The strengthening of the yen against the dollar could equally reduce the attractiveness of the Japanese market, Raftery says.
“While an increase in interest rates is expected in 2024, it is anticipated to be gradual and minimal, maintaining the attractiveness of investment in Japan,” Mroczek says.
“Any increase in Japan’s interest rates will have a direct impact on the cost of doing deals,” Raftery points out.
Naito tells ABLJ that the central bank has “no reasons to raise interest rates steeply” and that at best they could go up “marginally”.
“Raising interest rates would have far-reaching disruptions on the domestic economy and as a result, there is a consensus that even if interest rates rise in Japan, the rise will be slight compared to neighbouring economies,” Iitani says.
Japan’s interest rate policy has always been a key concern in terms of how sustainable it is given the longer-term impact on its effectiveness and stimulating the economy, says Scanlan-Dyas. She agrees with the consensus that Japan’s gross domestic product will slow down and that the central bank will tighten its monetary policy.
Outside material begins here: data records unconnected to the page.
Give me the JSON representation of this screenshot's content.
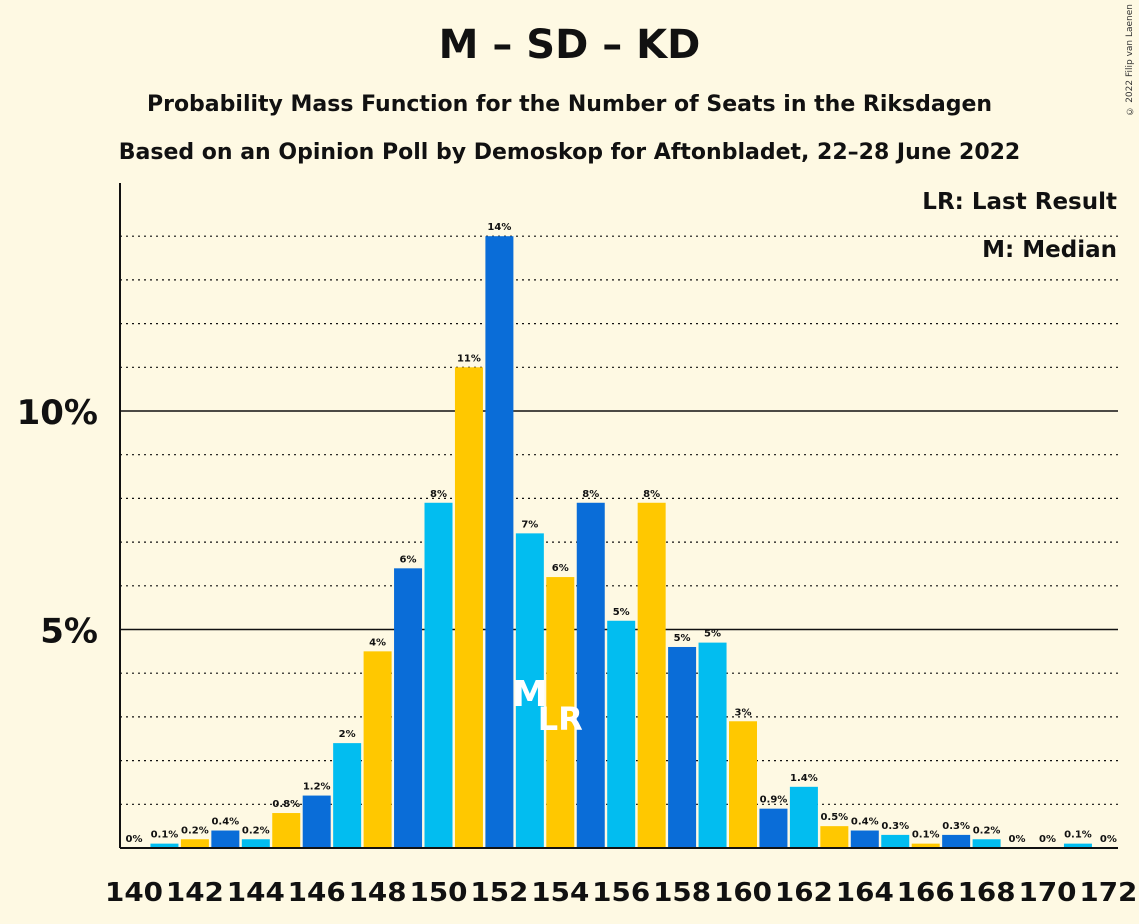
{
  "title": "M – SD – KD",
  "subtitle": "Probability Mass Function for the Number of Seats in the Riksdagen",
  "subtitle2": "Based on an Opinion Poll by Demoskop for Aftonbladet, 22–28 June 2022",
  "copyright": "© 2022 Filip van Laenen",
  "legend": {
    "last_result": "LR: Last Result",
    "median": "M: Median"
  },
  "colors": {
    "dark_blue": "#0a6dd8",
    "light_blue": "#02bdf0",
    "yellow": "#ffc800",
    "background": "#fef9e3"
  },
  "chart_data": {
    "type": "bar",
    "x": [
      140,
      141,
      142,
      143,
      144,
      145,
      146,
      147,
      148,
      149,
      150,
      151,
      152,
      153,
      154,
      155,
      156,
      157,
      158,
      159,
      160,
      161,
      162,
      163,
      164,
      165,
      166,
      167,
      168,
      169,
      170,
      171,
      172
    ],
    "values": [
      0.0,
      0.1,
      0.2,
      0.4,
      0.2,
      0.8,
      1.2,
      2.4,
      4.5,
      6.4,
      7.9,
      11.0,
      14.0,
      7.2,
      6.2,
      7.9,
      5.2,
      7.9,
      4.6,
      4.7,
      2.9,
      0.9,
      1.4,
      0.5,
      0.4,
      0.3,
      0.1,
      0.3,
      0.2,
      0.0,
      0.0,
      0.1,
      0.0
    ],
    "labels": [
      "0%",
      "0.1%",
      "0.2%",
      "0.4%",
      "0.2%",
      "0.8%",
      "1.2%",
      "2%",
      "4%",
      "6%",
      "8%",
      "11%",
      "14%",
      "7%",
      "6%",
      "8%",
      "5%",
      "8%",
      "5%",
      "5%",
      "3%",
      "0.9%",
      "1.4%",
      "0.5%",
      "0.4%",
      "0.3%",
      "0.1%",
      "0.3%",
      "0.2%",
      "0%",
      "0%",
      "0.1%",
      "0%"
    ],
    "x_tick_labels": [
      "140",
      "142",
      "144",
      "146",
      "148",
      "150",
      "152",
      "154",
      "156",
      "158",
      "160",
      "162",
      "164",
      "166",
      "168",
      "170",
      "172"
    ],
    "y_tick_labels": [
      "5%",
      "10%"
    ],
    "y_ticks": [
      5,
      10
    ],
    "ylim": [
      0,
      15.2
    ],
    "median": 153,
    "median_label": "M",
    "last_result": 154,
    "last_result_label": "LR",
    "grid": "dotted every 1%, solid at 5% and 10%"
  }
}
But Scanlan-Dyas ends on a positive note, saying: “While domestic consumption has dropped, the market seems positive that exports will increase and tourism will return to help balance post-covid recovery.”
Mroczek concurs that, in contrast to the predictions of economists regarding the challenges that Japan may face, several factors are likely to sustain and stimulate investment interest in the country in 2024.
“Factors that could spur investment include advancements in digital technology and artificial intelligence, increasing emphasis on sustainable practices across various industries, and Japan’s robust legal and regulatory framework that ensures a secure investment environment,” Mroczek explains.
Investors will need to closely monitor and assess the potential challenges, and take appropriate measures to mitigate any negative impacts on their investment portfolios.